FPFcast: Can Intellectual Property Law Inform Privacy? A discussion with Eric Goldman
April 25, 2014: Can Intellectual Property law inform Privacy? A discussion with Eric Goldman
[audio
In this podcast, FPF Legal and Policy Joe Newman talks with Eric Goldman, Professor at Santa Clara University School of Law, Director of the High Tech Law Institute, and a new member of FPF’s Advisory Board. Professor Goldman discusses the problems that arise when trying to incorporate property law concepts within privacy debates.
It’s no surprise that personal information today is a hot commodity, bought and sold by thousands of entities daily. Companies like Covata and Personal tell consumers they can “Own their data,” suggesting that personal information be characterized as property.

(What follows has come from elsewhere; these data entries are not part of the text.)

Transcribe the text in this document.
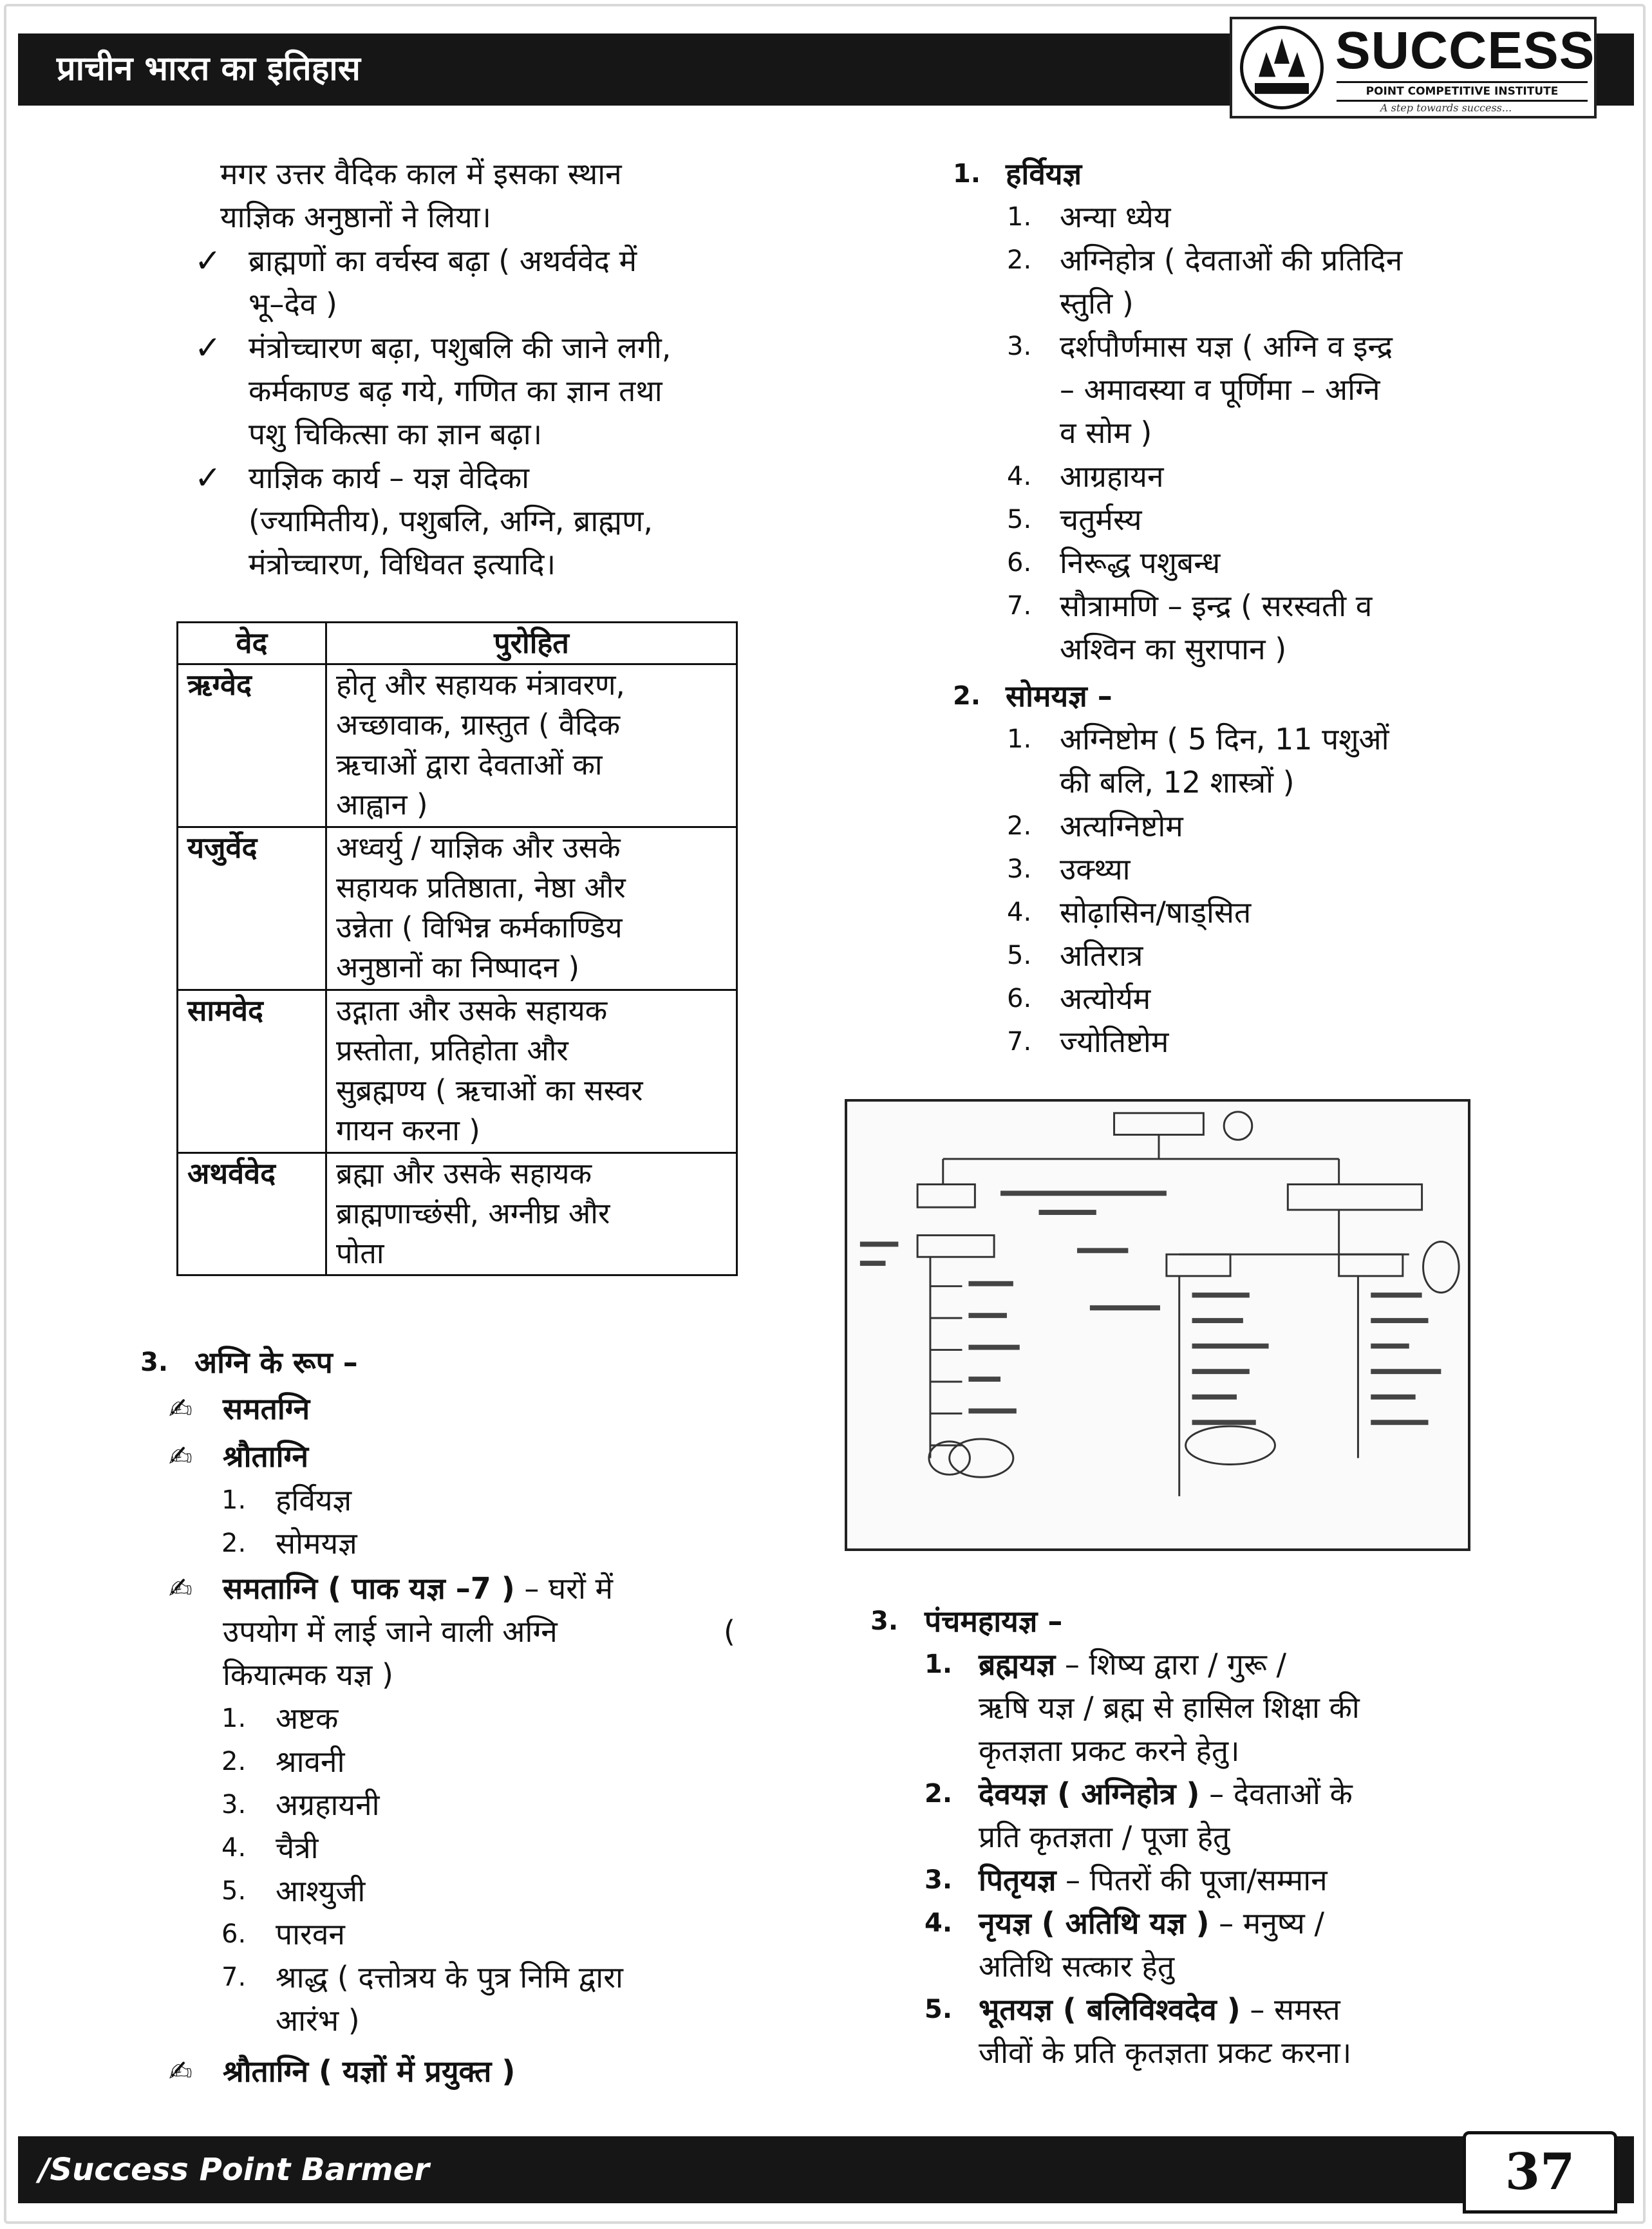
प्राचीन भारत का इतिहास	SUCCESS
POINT COMPETITIVE INSTITUTE
A step towards success...
मगर उत्तर वैदिक काल में इसका स्थान
याज्ञिक अनुष्ठानों ने लिया।
✓ ब्राह्मणों का वर्चस्व बढ़ा ( अथर्ववेद में
भू–देव )
✓ मंत्रोच्चारण बढ़ा, पशुबलि की जाने लगी,
कर्मकाण्ड बढ़ गये, गणित का ज्ञान तथा
पशु चिकित्सा का ज्ञान बढ़ा।
✓ याज्ञिक कार्य – यज्ञ वेदिका
(ज्यामितीय), पशुबलि, अग्नि, ब्राह्मण,
मंत्रोच्चारण, विधिवत इत्यादि।
वेद	पुरोहित
ऋग्वेद	होतृ और सहायक मंत्रावरण,
अच्छावाक, ग्रास्तुत ( वैदिक
ऋचाओं द्वारा देवताओं का
आह्वान )
यजुर्वेद	अध्वर्यु / याज्ञिक और उसके
सहायक प्रतिष्ठाता, नेष्ठा और
उन्नेता ( विभिन्न कर्मकाण्डिय
अनुष्ठानों का निष्पादन )
सामवेद	उद्गाता और उसके सहायक
प्रस्तोता, प्रतिहोता और
सुब्रह्मण्य ( ऋचाओं का सस्वर
गायन करना )
अथर्ववेद	ब्रह्मा और उसके सहायक
ब्राह्मणाच्छंसी, अग्नीघ्र और
पोता
3. अग्नि के रूप –
✍ समतग्नि
✍ श्रौताग्नि
1. हर्वियज्ञ
2. सोमयज्ञ
✍ समताग्नि ( पाक यज्ञ –7 ) – घरों में
उपयोग में लाई जाने वाली अग्नि	(
कियात्मक यज्ञ )
1. अष्टक
2. श्रावनी
3. अग्रहायनी
4. चैत्री
5. आश्युजी
6. पारवन
7. श्राद्ध ( दत्तोत्रय के पुत्र निमि द्वारा
आरंभ )
✍ श्रौताग्नि ( यज्ञों में प्रयुक्त )
1. हर्वियज्ञ
1. अन्या ध्येय
2. अग्निहोत्र ( देवताओं की प्रतिदिन
स्तुति )
3. दर्शपौर्णमास यज्ञ ( अग्नि व इन्द्र
– अमावस्या व पूर्णिमा – अग्नि
व सोम )
4. आग्रहायन
5. चतुर्मस्य
6. निरूद्ध पशुबन्ध
7. सौत्रामणि – इन्द्र ( सरस्वती व
अश्विन का सुरापान )
2. सोमयज्ञ –
1. अग्निष्टोम ( 5 दिन, 11 पशुओं
की बलि, 12 शास्त्रों )
2. अत्यग्निष्टोम
3. उक्थ्या
4. सोढ़ासिन/षाड्सित
5. अतिरात्र
6. अत्योर्यम
7. ज्योतिष्टोम
3. पंचमहायज्ञ –
1. ब्रह्मयज्ञ – शिष्य द्वारा / गुरू /
ऋषि यज्ञ / ब्रह्म से हासिल शिक्षा की
कृतज्ञता प्रकट करने हेतु।
2. देवयज्ञ ( अग्निहोत्र ) – देवताओं के
प्रति कृतज्ञता / पूजा हेतु
3. पितृयज्ञ – पितरों की पूजा/सम्मान
4. नृयज्ञ ( अतिथि यज्ञ ) – मनुष्य /
अतिथि सत्कार हेतु
5. भूतयज्ञ ( बलिविश्वदेव ) – समस्त
जीवों के प्रति कृतज्ञता प्रकट करना।
/Success Point Barmer	37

Goldman discusses the history of privacy thinking with respect to the idea of “data” as “property” and the general reluctance of privacy thinkers to export intellectual property law concepts to cover privacy. General cynicism about the effectiveness of IP law in the 1990s made many fear that once data was “propertized,” companies “would just find easier ways of grabbing that data,” at the expense of consumers. “People’s norms about property get really weird,” Goldman notes. “A lot of the time the label ‘property’ actually distorts the conversation in fundamental and often unhelpful ways.”